In the 1990s, during the Yeltsin government, a new class of politically well-connected young men earned billions by using the arbitrage of natural resources between the former Soviet-era low price and international high price; later stashing the money into Swiss bank accounts rather than investing in the domestic market.

They were the first generation oligarchs, who were hardly popular or welcomed by the common Russian population. They manipulated the privatisation process to amass enough fortune to influence the existing political institutions and economic policies.

However, after the 1998 Russian financial crisis, most of the oligarchs, who relied on the financial institutions, were hit hard, and later, in the early 2000s, they met the stalwart roadblock - Vladimir Putin.

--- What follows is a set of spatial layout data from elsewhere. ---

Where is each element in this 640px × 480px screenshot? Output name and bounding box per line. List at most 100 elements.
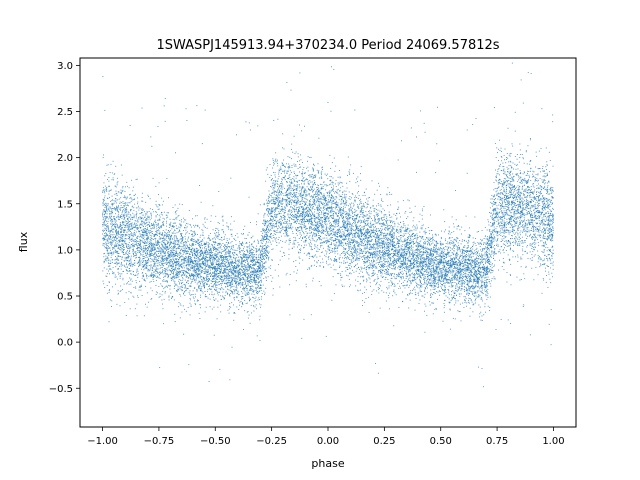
data-point xyxy=(320,196,322,198)
data-point xyxy=(512,179,514,181)
data-point xyxy=(116,250,118,252)
data-point xyxy=(184,283,186,285)
data-point xyxy=(441,272,443,274)
data-point xyxy=(247,276,248,278)
data-point xyxy=(539,185,541,187)
data-point xyxy=(341,270,343,272)
data-point xyxy=(359,253,361,254)
data-point xyxy=(373,229,375,231)
data-point xyxy=(154,274,155,276)
data-point xyxy=(486,279,488,281)
data-point xyxy=(497,198,499,200)
data-point xyxy=(513,185,515,187)
data-point xyxy=(265,253,266,255)
data-point xyxy=(192,279,194,281)
data-point xyxy=(480,255,482,257)
data-point xyxy=(421,254,423,256)
data-point xyxy=(410,249,412,251)
data-point xyxy=(333,293,335,295)
data-point xyxy=(148,275,150,277)
data-point xyxy=(239,279,241,280)
data-point xyxy=(135,282,137,284)
data-point xyxy=(441,252,443,254)
data-point xyxy=(381,217,383,219)
data-point xyxy=(429,269,431,271)
data-point xyxy=(493,208,495,210)
data-point xyxy=(209,298,211,300)
data-point xyxy=(429,255,431,256)
data-point xyxy=(207,288,209,290)
data-point xyxy=(142,231,144,233)
data-point xyxy=(140,230,142,232)
data-point xyxy=(294,194,296,196)
data-point xyxy=(385,247,387,249)
data-point xyxy=(349,222,351,224)
data-point xyxy=(347,174,349,176)
data-point xyxy=(529,209,531,211)
data-point xyxy=(217,306,219,308)
data-point xyxy=(259,340,261,342)
data-point xyxy=(335,222,337,224)
data-point xyxy=(327,217,329,219)
data-point xyxy=(405,230,407,232)
data-point xyxy=(497,214,499,216)
data-point xyxy=(350,241,352,243)
data-point xyxy=(217,256,219,258)
data-point xyxy=(365,267,367,269)
data-point xyxy=(457,266,459,268)
data-point xyxy=(155,270,157,272)
data-point xyxy=(379,250,381,252)
data-point xyxy=(161,233,163,235)
data-point xyxy=(103,267,105,269)
data-point xyxy=(493,217,495,219)
data-point xyxy=(374,252,376,254)
data-point xyxy=(391,230,393,232)
data-point xyxy=(487,305,489,307)
data-point xyxy=(199,185,201,186)
data-point xyxy=(431,249,432,251)
data-point xyxy=(254,273,256,275)
data-point xyxy=(378,263,379,265)
data-point xyxy=(349,203,351,205)
data-point xyxy=(110,231,111,233)
data-point xyxy=(358,185,360,187)
data-point xyxy=(301,221,302,223)
data-point xyxy=(132,239,134,241)
data-point xyxy=(482,261,484,263)
data-point xyxy=(520,221,522,223)
data-point xyxy=(237,247,239,249)
data-point xyxy=(258,276,260,278)
data-point xyxy=(441,284,443,285)
data-point xyxy=(460,270,462,272)
data-point xyxy=(544,254,545,256)
data-point xyxy=(420,110,422,112)
data-point xyxy=(435,247,437,249)
data-point xyxy=(234,278,236,280)
data-point xyxy=(426,258,428,259)
data-point xyxy=(137,235,139,237)
data-point xyxy=(546,238,548,239)
data-point xyxy=(295,180,297,182)
data-point xyxy=(318,229,320,230)
data-point xyxy=(176,289,177,291)
data-point xyxy=(262,245,264,247)
data-point xyxy=(197,261,199,263)
data-point xyxy=(371,264,373,266)
data-point xyxy=(463,282,465,284)
data-point xyxy=(230,251,231,253)
data-point xyxy=(131,232,133,234)
data-point xyxy=(498,216,500,218)
data-point xyxy=(250,280,252,282)
data-point xyxy=(369,243,371,245)
data-point xyxy=(312,238,314,240)
data-point xyxy=(119,274,121,276)
data-point xyxy=(504,196,506,198)
data-point xyxy=(424,331,426,333)
data-point xyxy=(130,263,132,265)
data-point xyxy=(177,273,179,275)
data-point xyxy=(166,234,168,236)
data-point xyxy=(508,171,510,173)
data-point xyxy=(165,248,167,250)
data-point xyxy=(476,272,477,274)
data-point xyxy=(451,232,453,233)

Russia’s wealth is even more concentrated in the hands of a few people today than it was when Putin took power. The 500 Russians with a net worth of more than US $100 million control 40 per cent of the country’s household wealth, making them richer than their international counterparts.

Virtually, all their wealth came from the seizure of Russia's raw material assets, which until 1992 had been owned and managed by the state.

An oligarch's success, in other words, almost always depended on his connections to the government officials in charge of privatising the country's rich energy and mineral deposits, as well as on his ability to outmanoeuvre or intimidate rivals.

How Putin controls the oligarchs

One of Vladimir Putin’s primary objectives on assuming power was to re-establish the authority of the Russian state, which had been severely weakened from the late 1980s on, and, in particular, to strengthen the presidency vis-à-vis the other major institutions and actors in the political system.

Since the 2000s, Putin, his KGB colleagues, businessmen and mobsters pieced together a croony system where the oligarchs thrive at the common Russians’ expense.

Putin already controlled the FSB and soon Russia’s legislative body, the Duma, when he consolidated his power using the KGB men as a counterweight to Yeltsin’s oligarchs.

Several of them created media empires of television stations, newspapers, and magazines and used these outlets to attack not only each other but also Putin, particularly for his policies in Chechnya and his response to the 2000 sinking of a nuclear-powered submarine in the Barents Sea.

Putin curtailed the Yeltsin-era oligarchs, first by seizing the media outlets, and later by taking down the biggest of all them, Mikhail Khodorkovsky, by confiscating the Yukos Oil Company.

He created a new, loyal batch of oligarchs, who relied on his whims to stay afloat. Some of them had been taught a lesson for not complying with his wishes, like Sergei Pugachev or Mikhail Khordovosky.

Why is the global community putting pressure on the oligarchs?

Starting from 2018, the West has been on their feet to put sanctions on the oligarchs. Proximity to Putin, which used to be considered most important for capital growth in the Russian oligarchic system, became a potential risk as ten oligarchs were targeted.

“Elites close to Putin continue to leverage their proximity to the Russian President to pillage the Russian state, enrich themselves, and elevate their family members into some of the highest positions of power in the country at the expense of the Russian people," the US Department of the Treasury said in a statement on March 2.

Dmitry Peskov, Mr Putin's press secretary, is among those targeted in the latest blockade along with 19 other oligarchs and 47 of their family members.

The US and the EU have put sanctions on them. Financial institutions in jurisdictions where there are no sanctions, such as the United Arab Emirates, are following the lead of the US and European Union and freezing accounts held by Russians.

Some Caribbean countries, where Russian-controlled entities have domiciled offshore businesses for secrecy, will no longer serve as corporate secretaries for such entities, leaving many of them unable to operate.

Sanctions would prove effective by constraining the ability of these players to conduct business abroad, keep assets in secure banks and open accounts in reputable Western institutions, and therefore, be a lethal blow to the Russian president.

Now it needs to be observed to which extent the cronies of Putin share the punishment, and if the sanctions work on them.